A hat ihre Aussage gegenüber der Ermittlungsrichterin lediglich inhaltlich wiederholt. Eine bewusste Umgehung der Verfahrensvorschriften wird nicht ersichtlich. Es ist nicht davon auszugehen, dass A davon ausging, dass sie von ihrer Aussage nicht mehr abrücken kann. Aufgrund des Vertrauens in das Gesundheitswesen der Allgemeinheit besteht ein großes Interesse an der Aufklärung der Machenschaften der A, sodass das Interesse an der Sachaufklärung als hoch einzustufen ist. Zudem hängt von dem Vertrauen in das Gesundheitswesen auch die Organspendebereitschaft der Bevölkerung ab, welche durch solche Sachverhalte abnimmt. Ein Beweisverwertungsverbot ist demnach nicht gegeben. Das richterliche Vernehmungsprotokoll kann verlesen werden, sodass das Gericht seine Entscheidung auf das Geständnis der A stützen kann.
Zusammenfassung
1. Ersatzursachen in der Kausalität zu berücksichtigen ist nur verboten, wenn diese anstelle der wegzudenkenden Handlung hinzugedacht werden. Geboten ist dagegen, Umstände hinzuzudenken, die den Erfolg verhindert hätten, wenn die maßgebliche Handlung nicht stattgefunden hätte. Demnach handelt nur mit Tötungsvorsatz, wer sich vorstellt, dass das Opfer ohne die eigene Handlung mit an Sicherheit grenzender Wahrscheinlichkeit gerettet worden wäre.

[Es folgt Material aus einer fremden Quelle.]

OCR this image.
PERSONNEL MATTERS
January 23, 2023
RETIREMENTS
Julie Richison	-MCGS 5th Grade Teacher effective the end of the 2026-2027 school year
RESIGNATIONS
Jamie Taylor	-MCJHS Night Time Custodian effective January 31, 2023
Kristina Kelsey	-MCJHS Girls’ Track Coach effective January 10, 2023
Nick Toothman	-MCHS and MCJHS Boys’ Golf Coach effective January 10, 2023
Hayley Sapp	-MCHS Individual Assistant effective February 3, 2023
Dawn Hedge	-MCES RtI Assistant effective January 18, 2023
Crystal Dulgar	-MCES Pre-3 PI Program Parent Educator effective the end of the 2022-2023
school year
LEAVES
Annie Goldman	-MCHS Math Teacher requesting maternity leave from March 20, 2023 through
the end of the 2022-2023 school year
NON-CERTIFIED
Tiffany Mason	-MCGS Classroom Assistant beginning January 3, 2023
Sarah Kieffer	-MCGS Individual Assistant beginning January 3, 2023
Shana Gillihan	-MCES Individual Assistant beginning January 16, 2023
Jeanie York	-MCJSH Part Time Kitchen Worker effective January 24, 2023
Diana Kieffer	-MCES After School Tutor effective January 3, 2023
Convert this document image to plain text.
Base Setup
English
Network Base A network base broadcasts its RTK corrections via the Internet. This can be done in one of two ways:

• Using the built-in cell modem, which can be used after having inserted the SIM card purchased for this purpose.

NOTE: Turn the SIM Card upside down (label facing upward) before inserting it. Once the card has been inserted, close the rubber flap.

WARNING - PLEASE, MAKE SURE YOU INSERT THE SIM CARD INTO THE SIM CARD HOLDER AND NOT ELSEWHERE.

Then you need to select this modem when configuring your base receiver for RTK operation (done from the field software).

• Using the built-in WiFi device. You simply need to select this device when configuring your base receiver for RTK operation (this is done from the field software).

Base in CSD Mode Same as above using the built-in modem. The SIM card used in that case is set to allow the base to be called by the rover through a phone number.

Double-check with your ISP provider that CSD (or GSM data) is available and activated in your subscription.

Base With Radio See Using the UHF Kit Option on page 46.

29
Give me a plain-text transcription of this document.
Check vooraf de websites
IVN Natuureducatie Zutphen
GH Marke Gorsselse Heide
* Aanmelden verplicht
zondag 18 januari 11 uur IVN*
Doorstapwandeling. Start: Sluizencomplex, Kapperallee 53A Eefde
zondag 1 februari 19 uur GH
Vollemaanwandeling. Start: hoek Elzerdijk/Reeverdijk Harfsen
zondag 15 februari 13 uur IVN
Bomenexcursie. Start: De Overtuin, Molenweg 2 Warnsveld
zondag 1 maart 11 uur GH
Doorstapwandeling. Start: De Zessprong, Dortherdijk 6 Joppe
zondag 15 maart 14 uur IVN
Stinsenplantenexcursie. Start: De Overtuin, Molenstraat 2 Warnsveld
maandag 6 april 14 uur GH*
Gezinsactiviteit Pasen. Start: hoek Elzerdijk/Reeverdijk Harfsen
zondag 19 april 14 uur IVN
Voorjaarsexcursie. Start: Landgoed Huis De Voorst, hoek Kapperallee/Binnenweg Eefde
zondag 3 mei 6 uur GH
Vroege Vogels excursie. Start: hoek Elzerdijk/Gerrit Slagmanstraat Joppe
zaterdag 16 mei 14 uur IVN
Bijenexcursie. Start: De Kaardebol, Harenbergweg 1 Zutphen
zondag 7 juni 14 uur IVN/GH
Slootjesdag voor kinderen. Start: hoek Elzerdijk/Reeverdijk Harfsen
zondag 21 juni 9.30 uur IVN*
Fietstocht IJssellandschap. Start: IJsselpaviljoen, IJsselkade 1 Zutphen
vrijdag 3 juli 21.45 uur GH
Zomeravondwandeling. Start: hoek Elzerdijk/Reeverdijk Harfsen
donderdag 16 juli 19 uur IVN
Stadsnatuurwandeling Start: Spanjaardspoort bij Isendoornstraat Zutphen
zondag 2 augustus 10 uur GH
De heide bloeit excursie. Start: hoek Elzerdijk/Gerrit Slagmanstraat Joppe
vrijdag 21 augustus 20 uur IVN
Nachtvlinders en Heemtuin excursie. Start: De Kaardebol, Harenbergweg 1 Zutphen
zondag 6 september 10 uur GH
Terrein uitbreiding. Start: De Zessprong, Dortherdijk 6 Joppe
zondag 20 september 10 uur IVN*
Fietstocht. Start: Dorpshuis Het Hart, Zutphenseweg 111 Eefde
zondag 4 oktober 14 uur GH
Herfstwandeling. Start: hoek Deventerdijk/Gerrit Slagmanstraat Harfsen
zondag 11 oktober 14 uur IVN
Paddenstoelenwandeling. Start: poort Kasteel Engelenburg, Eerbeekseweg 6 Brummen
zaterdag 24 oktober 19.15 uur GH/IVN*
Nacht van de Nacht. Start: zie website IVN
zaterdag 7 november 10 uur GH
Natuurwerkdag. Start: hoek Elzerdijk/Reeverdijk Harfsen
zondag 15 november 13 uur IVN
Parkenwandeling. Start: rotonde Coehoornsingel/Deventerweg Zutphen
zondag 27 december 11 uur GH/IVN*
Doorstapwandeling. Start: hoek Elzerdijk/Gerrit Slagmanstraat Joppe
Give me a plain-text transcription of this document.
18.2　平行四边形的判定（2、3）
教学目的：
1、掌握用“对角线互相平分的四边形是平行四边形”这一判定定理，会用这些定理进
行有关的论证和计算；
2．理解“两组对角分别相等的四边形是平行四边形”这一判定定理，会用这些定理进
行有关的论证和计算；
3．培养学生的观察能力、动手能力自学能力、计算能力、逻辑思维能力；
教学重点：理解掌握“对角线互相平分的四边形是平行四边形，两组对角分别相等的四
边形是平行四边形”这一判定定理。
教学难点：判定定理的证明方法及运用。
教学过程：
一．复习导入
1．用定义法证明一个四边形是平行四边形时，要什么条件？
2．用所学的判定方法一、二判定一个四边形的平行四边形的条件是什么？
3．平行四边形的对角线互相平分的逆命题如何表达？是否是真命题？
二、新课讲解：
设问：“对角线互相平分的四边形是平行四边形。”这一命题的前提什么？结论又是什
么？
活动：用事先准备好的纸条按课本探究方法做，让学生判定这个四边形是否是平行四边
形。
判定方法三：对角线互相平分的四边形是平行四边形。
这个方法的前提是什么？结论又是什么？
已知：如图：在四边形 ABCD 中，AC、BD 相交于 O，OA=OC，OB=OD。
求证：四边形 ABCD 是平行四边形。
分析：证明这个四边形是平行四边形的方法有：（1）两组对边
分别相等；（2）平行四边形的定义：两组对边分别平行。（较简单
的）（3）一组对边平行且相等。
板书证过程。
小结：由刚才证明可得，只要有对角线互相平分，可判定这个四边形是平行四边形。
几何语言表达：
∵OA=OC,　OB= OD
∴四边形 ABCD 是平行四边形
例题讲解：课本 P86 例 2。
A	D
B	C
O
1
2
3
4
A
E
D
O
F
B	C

2. Wird ein Beschuldigter bei seiner ersten Vernehmung nicht über seine Beschuldigtenrechte belehrt, so muss in der darauffolgenden Vernehmung qualifiziert darüber belehrt werden, dass die erste getätigte Aussage nicht verwertbar ist. Unterbleibt eine solche Belehrung folgt daraus nach der Rechtsprechung jedoch nicht zwangsläufig ein Beweisverwertungsverbot, sondern ist im Einzelfall zu beurteilen.